My UiPath bots are constantly breaking because our internal CRM changes its web selectors every two weeks. I am spending more time on maintenance than new development. How are you all building more resilient bots? Are you using Anchor Base activities or moving toward Image Recognition to handle these frequent UI shifts?
3 answers
We moved away from strict selectors last year and started leveraging "AI Computer Vision" for our most unstable applications. While it takes a bit more processing power, it is far more reliable than relying on fluctuating CSS classes or dynamic IDs. Another trick we use is creating a "Centralized Object Repository." This allows us to update a selector in one place and have it reflect across all our processes instantly. It hasn't completely eliminated maintenance, but it has cut our rework time by nearly 40%. I highly recommend looking into "Fuzzy Selectors" as well, as they allow for a certain degree of variance in the attributes before the bot throws an exception.
Are you find that the AI Computer Vision significantly increases the execution time of your unattended bots compared to the standard selector approach?

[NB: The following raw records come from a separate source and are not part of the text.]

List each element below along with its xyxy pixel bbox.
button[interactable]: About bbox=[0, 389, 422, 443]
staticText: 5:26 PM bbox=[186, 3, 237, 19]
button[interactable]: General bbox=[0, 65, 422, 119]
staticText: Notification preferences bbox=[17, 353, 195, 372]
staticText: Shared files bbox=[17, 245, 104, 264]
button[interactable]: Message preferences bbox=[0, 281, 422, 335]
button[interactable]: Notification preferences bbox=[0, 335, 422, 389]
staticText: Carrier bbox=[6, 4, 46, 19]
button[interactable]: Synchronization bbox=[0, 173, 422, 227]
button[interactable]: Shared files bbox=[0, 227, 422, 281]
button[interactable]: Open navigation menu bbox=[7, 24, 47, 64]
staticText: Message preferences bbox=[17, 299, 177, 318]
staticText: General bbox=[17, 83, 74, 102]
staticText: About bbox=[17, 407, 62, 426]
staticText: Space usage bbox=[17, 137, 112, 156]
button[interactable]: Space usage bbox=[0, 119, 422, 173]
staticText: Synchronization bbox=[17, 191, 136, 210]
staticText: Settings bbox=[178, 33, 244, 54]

We started using "Wildcards" in our selectors to ignore the dynamic parts of the ID. It’s a simpler fix than AI but works for about 70% of our web-based issues.
I agree with Sarah. Wildcards are a great first step. We also combined them with "Attribute Filtering" to ensure the bot is looking for the right tag name instead of just a random ID.
To answer your question, Michael, there is a slight latency hit, usually around 200-300ms per interaction. However, when you compare that to the hours spent manually fixing a broken bot and restarting a failed production run, the trade-off is absolutely worth it. We only use it for the "problematic" elements, not the entire workflow. This hybrid approach keeps our execution speed high while ensuring the bot doesn't crash the moment a developer changes a button's color or position.